Federal agencies lag in paying taxes

A Treasury Department watchdog said Thursday that 70 federal agencies owed about $14 million in unpaid taxes at the end of last year.

Federal agencies are exempt from paying federal income taxes, but they are responsible for turning over employment taxes, mainly Social Security and Medicare taxes, that their employees must pay.

The Treasury inspector general for tax administration said 40 of these delinquent tax accounts totaling about $2.6 million were still open three years after being identified, and in 80 percent of those cases, the investigations had been suspended. The offending agencies were not identified.

The $14 million isn’t a lot compared with the $768 billion in employment taxes theIRS collected in 2011.

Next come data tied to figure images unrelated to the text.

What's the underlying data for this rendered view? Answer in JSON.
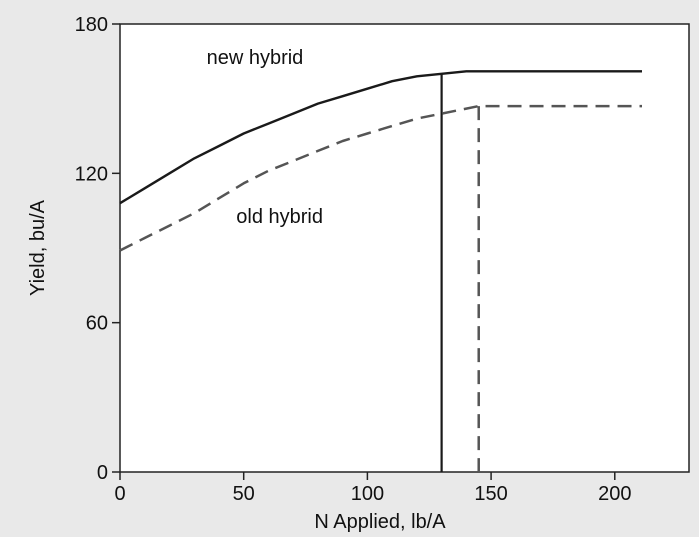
{
  "chart_data": {
    "type": "line",
    "xlabel": "N Applied, lb/A",
    "ylabel": "Yield, bu/A",
    "xlim": [
      0,
      230
    ],
    "ylim": [
      0,
      180
    ],
    "xticks": [
      0,
      50,
      100,
      150,
      200
    ],
    "yticks": [
      0,
      60,
      120,
      180
    ],
    "grid": false,
    "series": [
      {
        "name": "new hybrid",
        "style": "solid",
        "color": "#1a1a1a",
        "x": [
          0,
          10,
          20,
          30,
          40,
          50,
          60,
          70,
          80,
          90,
          100,
          110,
          120,
          130,
          140,
          150,
          160,
          170,
          180,
          190,
          200,
          211
        ],
        "y": [
          108,
          114,
          120,
          126,
          131,
          136,
          140,
          144,
          148,
          151,
          154,
          157,
          159,
          160,
          161,
          161,
          161,
          161,
          161,
          161,
          161,
          161
        ]
      },
      {
        "name": "old hybrid",
        "style": "dashed",
        "color": "#555555",
        "x": [
          0,
          10,
          20,
          30,
          40,
          50,
          60,
          70,
          80,
          90,
          100,
          110,
          120,
          130,
          140,
          145,
          150,
          160,
          170,
          180,
          190,
          200,
          211
        ],
        "y": [
          89,
          94,
          99,
          104,
          110,
          116,
          121,
          125,
          129,
          133,
          136,
          139,
          142,
          144,
          146,
          147,
          147,
          147,
          147,
          147,
          147,
          147,
          147
        ]
      }
    ],
    "vertical_markers": [
      {
        "series": "new hybrid",
        "x": 130,
        "style": "solid",
        "color": "#1a1a1a"
      },
      {
        "series": "old hybrid",
        "x": 145,
        "style": "dashed",
        "color": "#555555"
      }
    ],
    "annotations": [
      {
        "text": "new hybrid",
        "x": 35,
        "y": 164
      },
      {
        "text": "old hybrid",
        "x": 47,
        "y": 100
      }
    ]
  }
}
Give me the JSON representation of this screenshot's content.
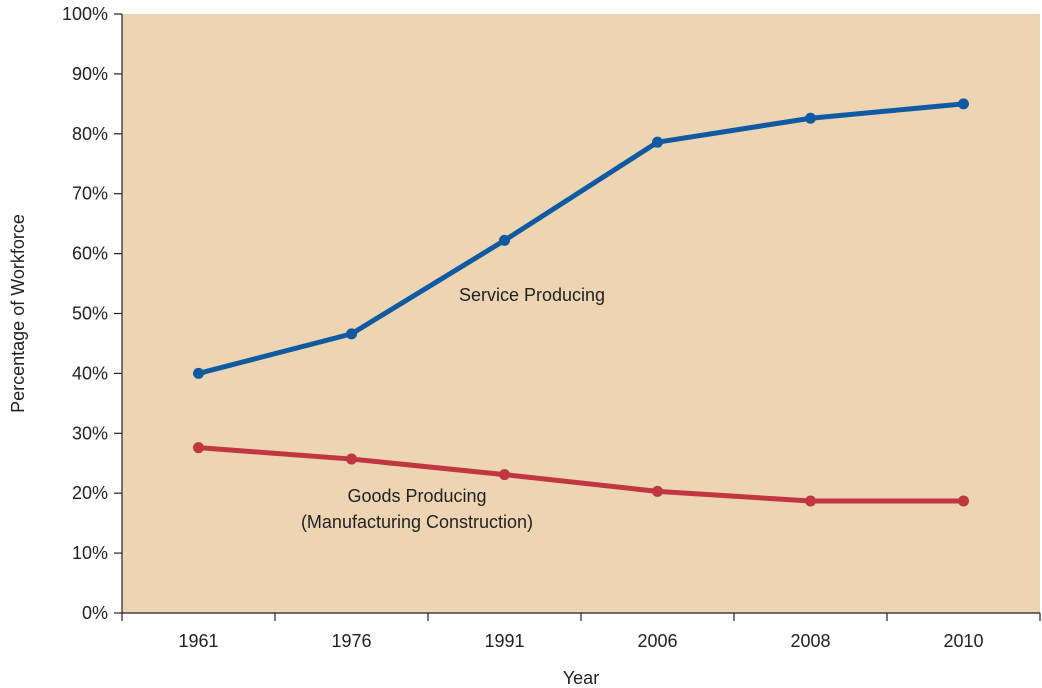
{
  "chart_data": {
    "type": "line",
    "title": "",
    "xlabel": "Year",
    "ylabel": "Percentage of Workforce",
    "categories": [
      "1961",
      "1976",
      "1991",
      "2006",
      "2008",
      "2010"
    ],
    "ylim": [
      0,
      100
    ],
    "yticks": [
      0,
      10,
      20,
      30,
      40,
      50,
      60,
      70,
      80,
      90,
      100
    ],
    "ytick_suffix": "%",
    "grid": false,
    "series": [
      {
        "values": [
          40,
          46.6,
          62.2,
          78.6,
          82.6,
          85
        ],
        "color": "#0f5aa3"
      },
      {
        "values": [
          27.6,
          25.7,
          23.1,
          20.3,
          18.7,
          18.7
        ],
        "color": "#c0373f"
      }
    ],
    "annotations": [
      {
        "text": "Service Producing"
      },
      {
        "text": "Goods Producing"
      },
      {
        "text": "(Manufacturing Construction)"
      }
    ],
    "colors": {
      "plot_background": "#edd4b2",
      "axis": "#222222"
    }
  }
}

But Inspector General J. Russell George stressed that “federal agencies must comply with the same filing and paying standards that apply to all American taxpayers.”

Cracking down on delinquents is complicated by IRS policies that do not allow enforcement actions against federal agencies and by restrictions against penalizing or imposing interest on agencies that are behind in making their payments.

The IRS, in a statement, said it was committed to the timely collection of employment taxes and that the amount of delinquent taxes had dropped from $406 million in 2005 to $14 million last year, a small fraction of tax deposits made by federal agencies.

The agency said that last year agencies made more than $90 billion in employment tax deposits.